Saturday, June 8, 2013

I feel mildly better. Tomorrow should be fun though. Baby shower for Kayla, then working on a paper, and possibly math, etc. Hopefully it's nice out so i can lay out and get tan
And...cue depression......and holy crap my eyes are watering up because they like sting right now and it probably looks like im about to cry but trust me I'm not. I'm just sad.

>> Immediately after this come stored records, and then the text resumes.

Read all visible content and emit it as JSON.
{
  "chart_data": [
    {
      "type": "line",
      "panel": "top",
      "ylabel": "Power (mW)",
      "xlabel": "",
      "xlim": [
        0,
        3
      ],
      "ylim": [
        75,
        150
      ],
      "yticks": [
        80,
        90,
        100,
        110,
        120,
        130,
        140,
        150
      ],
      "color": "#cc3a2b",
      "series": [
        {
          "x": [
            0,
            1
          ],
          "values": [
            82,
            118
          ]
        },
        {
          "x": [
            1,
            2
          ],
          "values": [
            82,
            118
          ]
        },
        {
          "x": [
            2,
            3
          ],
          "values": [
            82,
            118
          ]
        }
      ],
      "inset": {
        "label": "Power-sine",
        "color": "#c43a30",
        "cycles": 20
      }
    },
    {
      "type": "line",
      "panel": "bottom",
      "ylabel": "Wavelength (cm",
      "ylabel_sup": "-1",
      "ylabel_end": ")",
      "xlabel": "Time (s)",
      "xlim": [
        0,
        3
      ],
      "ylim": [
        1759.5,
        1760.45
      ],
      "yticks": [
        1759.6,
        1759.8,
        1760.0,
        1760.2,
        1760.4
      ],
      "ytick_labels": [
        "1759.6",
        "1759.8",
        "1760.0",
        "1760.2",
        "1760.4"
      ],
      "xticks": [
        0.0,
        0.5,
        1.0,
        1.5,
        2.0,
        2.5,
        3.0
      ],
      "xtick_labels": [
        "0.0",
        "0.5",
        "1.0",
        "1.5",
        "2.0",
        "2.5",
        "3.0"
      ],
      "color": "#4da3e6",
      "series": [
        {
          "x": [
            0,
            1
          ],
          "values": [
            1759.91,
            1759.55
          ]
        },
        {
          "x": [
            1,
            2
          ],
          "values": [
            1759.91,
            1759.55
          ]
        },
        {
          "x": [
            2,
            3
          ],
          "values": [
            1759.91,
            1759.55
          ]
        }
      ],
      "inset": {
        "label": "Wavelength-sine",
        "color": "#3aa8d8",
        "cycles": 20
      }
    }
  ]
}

Will It Always Be This Way

Sigh....how I'm feeling at the moment. This can just be frustrating sometimes. Especially when...well....sigh. Never mind. I've said i before and don't feel like repeating myself once more. Mildly unhappy

Thursday, June 6, 2013

Jibber Jabber

Thank you for talking to me. Thank you for just letting me babble on about my problems. Thank you for always being honest with me. You are one of the few that has always been like that and I love it. It makes me happy that you are understanding and help me and make things better. I love that about you. That and you cuddle me when I'm upset which makes me feel better and safe. I love you and i trust you. I'm sorry i have some issues here and there with myself and letting me talk about them was really nice. I tend to worry and think things and that was what i was doing. You answered my question honestly and i feel  better because i know you are honest with me. I feel better now and it's all thanks to you.

Monday, June 3, 2013

Fright

I hope i didn't scare you away. I opened my mouth, and sometimes things like that come out. I'm emotional right now and i don't know why. I'm mostly scared. Really really scared.

Sunday, June 2, 2013

Would still love to be able to move out. The screaming here is getting hard to stand.

Finally The Hell Is Over

Oh my god everyone is pregnant. Like seriously. I was just on facebook and saw yet another person i graduated that is pregnant. Oh society you have gotten mildly ridiculous.

On another note. I have decided to drop the class.....or in this case withdraw from it because I'm past the point of dropping but nothing should affect my GPA. There will just be a big fat W on my transcript. But....i do feel bad that we payed for the class and now I'm not finishing it. But i just can't deal with being up late every night in tears because I don't understand what the fuck I'm doing. I emailed him and said i was upset and that i wanted to meet. He said he did respond to my email and that i need to start giving him more information and usually he doesn't check his emails on Saturday and Sunday. I'm to the point of done. I wanted to say to him that the questions i was asking did not need any info to be given. I asked him if a certain equation was the proper one to use when finding the order of the Fe an I. WHY THE HELL DO I NEED TO SHOW WORK FOR A QUESTION LIKE THAT????? I asked him to please email me back as soon as possible because i need to know if that was the correct thing to use for that. Did he do that....nope. Yet i need to send him my work to ask if I'm using the right equation. WTF. So I'm getting up early tomorrow and going to see the counselor and the people that do the scholarships because i need to talk to both of them. And I'll be done with the hell I'm in. I'LL BE DONE. And I'll be a lot happier and not as stressed and oh just so many things. Sigh, I have to do this. It's the only option that will help me in the long run.